999 (сборник) - ван Ластбадер Эрик. Страница 61
Конечно, она бы хотела заново отделать нижние комнаты, которыми мы пользовались, но на это не было денег. Вместо этого, повязав волосы веселеньким шарфом, в широких бумажных брючках и старой рубашке Стивена, мама провела домашнюю бригаду из миссис Далн и детей через несколько комнат, сосредоточив усилия для практических целей на утренней столовой с стеклянной стеной, выходящей на Овальный пруд: в ней папа намеревался принять своих коллег. Никто из нас уже много месяцев не видел маму полной такого молодого задора и энтузиазма, да нет — уже годы! Ее глаза, хотя и слегка налитые кровью, сияли. Цвет лица под коркой макияжа был свежим, юным.
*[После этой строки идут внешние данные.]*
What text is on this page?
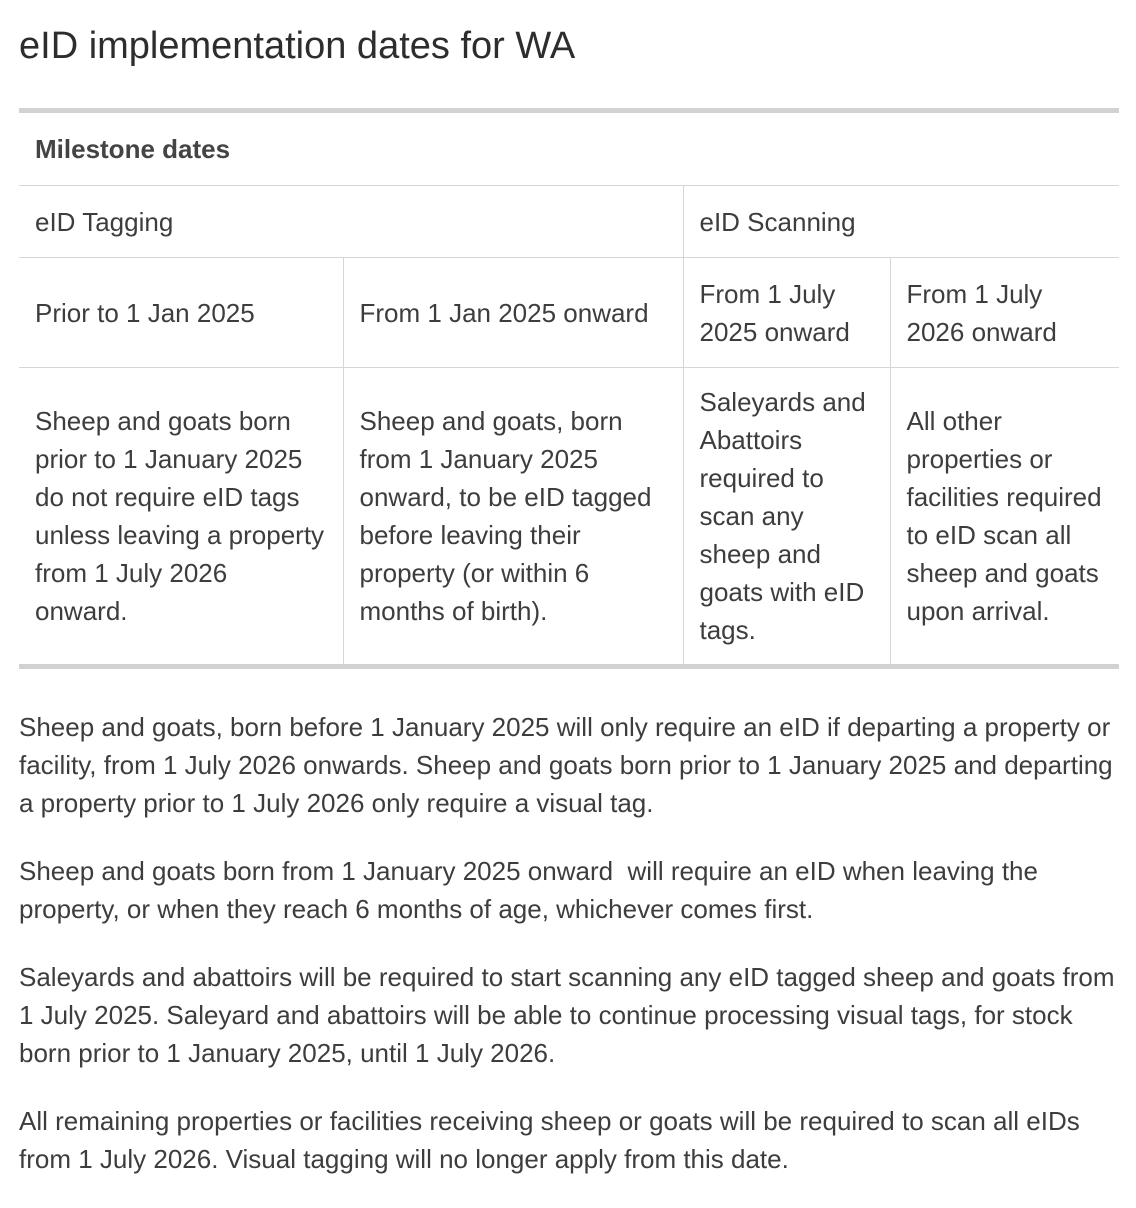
eID implementation dates for WA
Milestone dates			
eID Tagging		eID Scanning	
Prior to 1 Jan 2025	From 1 Jan 2025 onward	From 1 July 2025 onward	From 1 July 2026 onward
Sheep and goats born prior to 1 January 2025 do not require eID tags unless leaving a property from 1 July 2026 onward.	Sheep and goats, born from 1 January 2025 onward, to be eID tagged before leaving their property (or within 6 months of birth).	Saleyards and Abattoirs required to scan any sheep and goats with eID tags.	All other properties or facilities required to eID scan all sheep and goats upon arrival.

Sheep and goats, born before 1 January 2025 will only require an eID if departing a property or facility, from 1 July 2026 onwards. Sheep and goats born prior to 1 January 2025 and departing a property prior to 1 July 2026 only require a visual tag.

Sheep and goats born from 1 January 2025 onward  will require an eID when leaving the property, or when they reach 6 months of age, whichever comes first.

Saleyards and abattoirs will be required to start scanning any eID tagged sheep and goats from 1 July 2025. Saleyard and abattoirs will be able to continue processing visual tags, for stock born prior to 1 January 2025, until 1 July 2026.

All remaining properties or facilities receiving sheep or goats will be required to scan all eIDs from 1 July 2026. Visual tagging will no longer apply from this date.
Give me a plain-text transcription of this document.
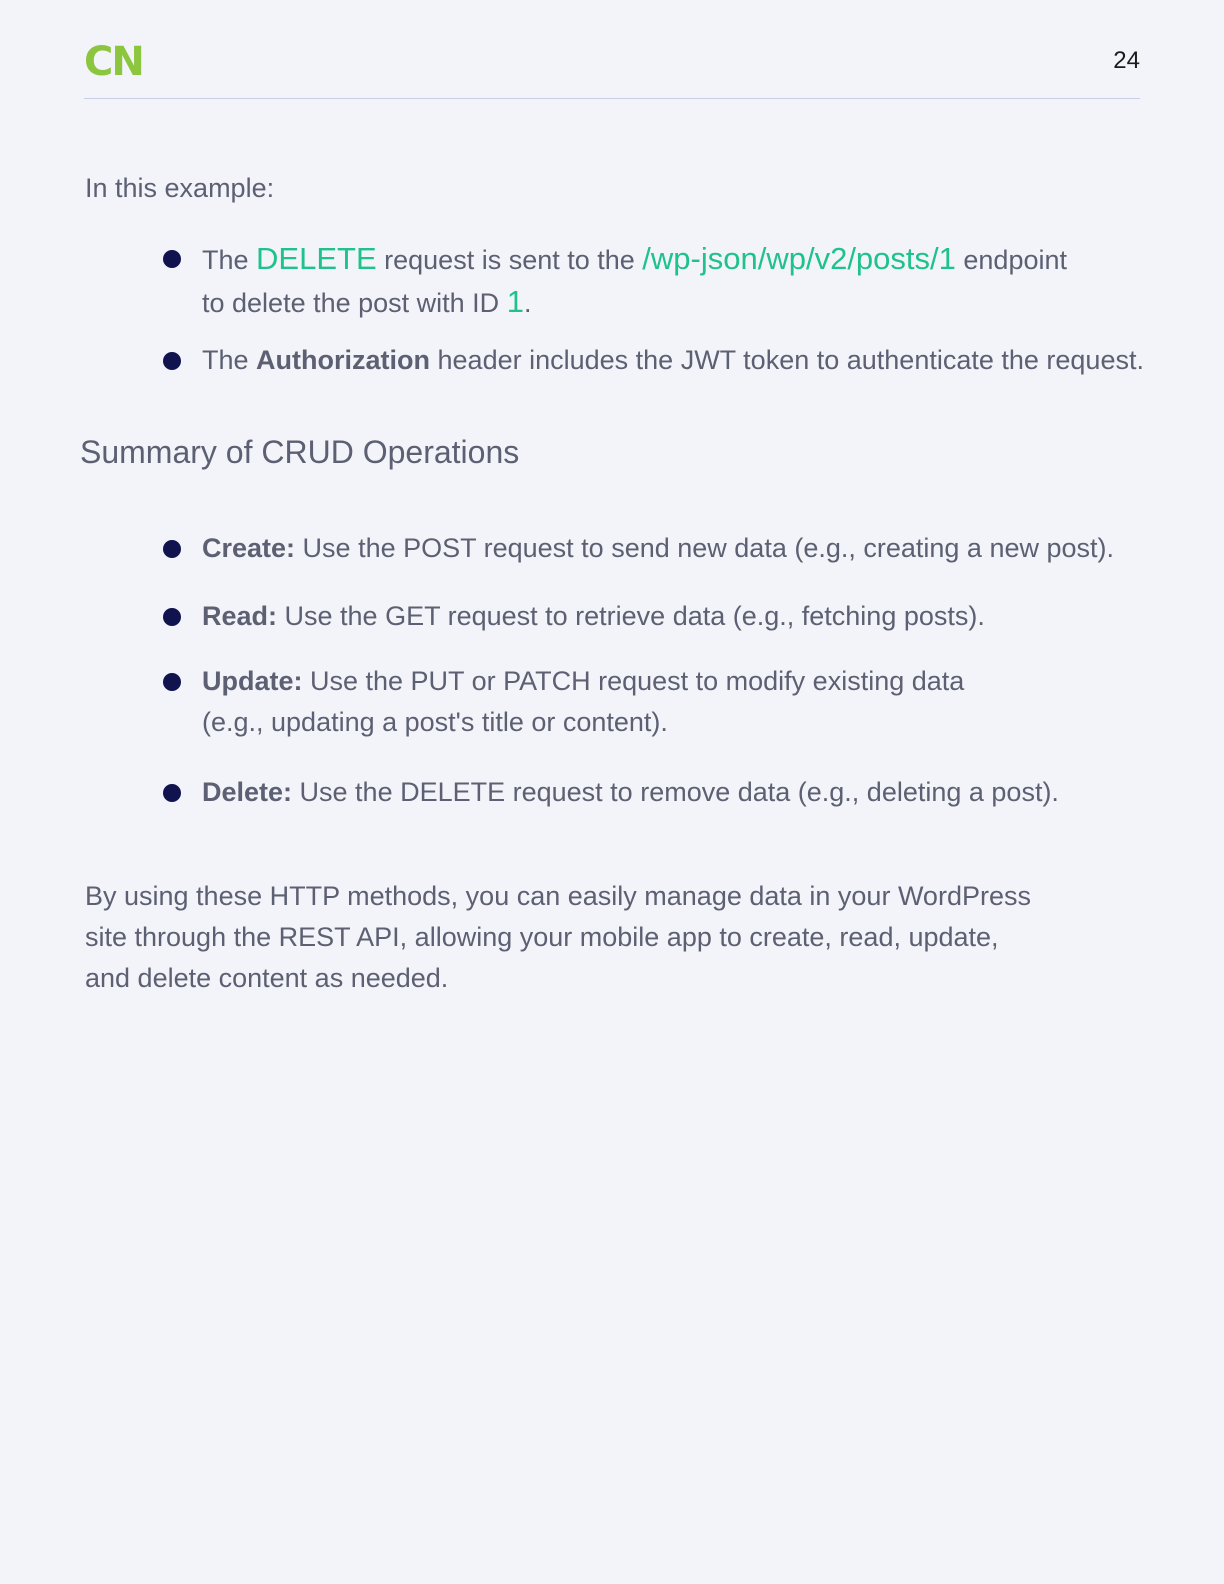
CN	24
In this example:
The DELETE request is sent to the /wp-json/wp/v2/posts/1 endpoint
to delete the post with ID 1.
The Authorization header includes the JWT token to authenticate the request.
Summary of CRUD Operations
Create: Use the POST request to send new data (e.g., creating a new post).
Read: Use the GET request to retrieve data (e.g., fetching posts).
Update: Use the PUT or PATCH request to modify existing data
(e.g., updating a post's title or content).
Delete: Use the DELETE request to remove data (e.g., deleting a post).

By using these HTTP methods, you can easily manage data in your WordPress
site through the REST API, allowing your mobile app to create, read, update,
and delete content as needed.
К концу двух дней заросшие грязью стекла в частых переплетах окон утренней столовой были протерты та к, что солнечные лучи лились сквозь них без помех; паркетный пол был более или менее отчищен от многослойной пыли и натерт; длинный антикварный стол вишневого дерева был отполирован, а вокруг него расставлены десять красивых стульев, не одного гарнитура, но в хорошем состоянии. Старые ветхие шелковые гардины были сняты, и мама с миссис Далн, искусной швеей, ловко приладили на их место гардины, снятые с окон в другой части дома — из индийского ситца с ярким узором. Когда папа увидел, чего добилась мама и все мы, он оглядывал плоды нашего труда с искренним удивлением и благодарностью. Его глаза наполнились слезами.
— Вероника, как могу я тебя отблагодарить? И всех-всех! Вы сотворили волшебство.
В мальчишеском восторге он схватил руки мамы, чтобы расцеловать, и лишь на секунду помедлил, увидев, какие они белесые, какие худые и сморщенные, будто у старой женщины, от долгой возни с детергентами.
— Значит, ты меня любишь, Родрик? — спросила мама с тревогой, тоном, который нам, ее детям, внушил стыд.— Я хорошая жена тебе, несмотря ни на что?
Но,— бедная мама! — не прошло и нескольких дней, как все ее труды пропали даром.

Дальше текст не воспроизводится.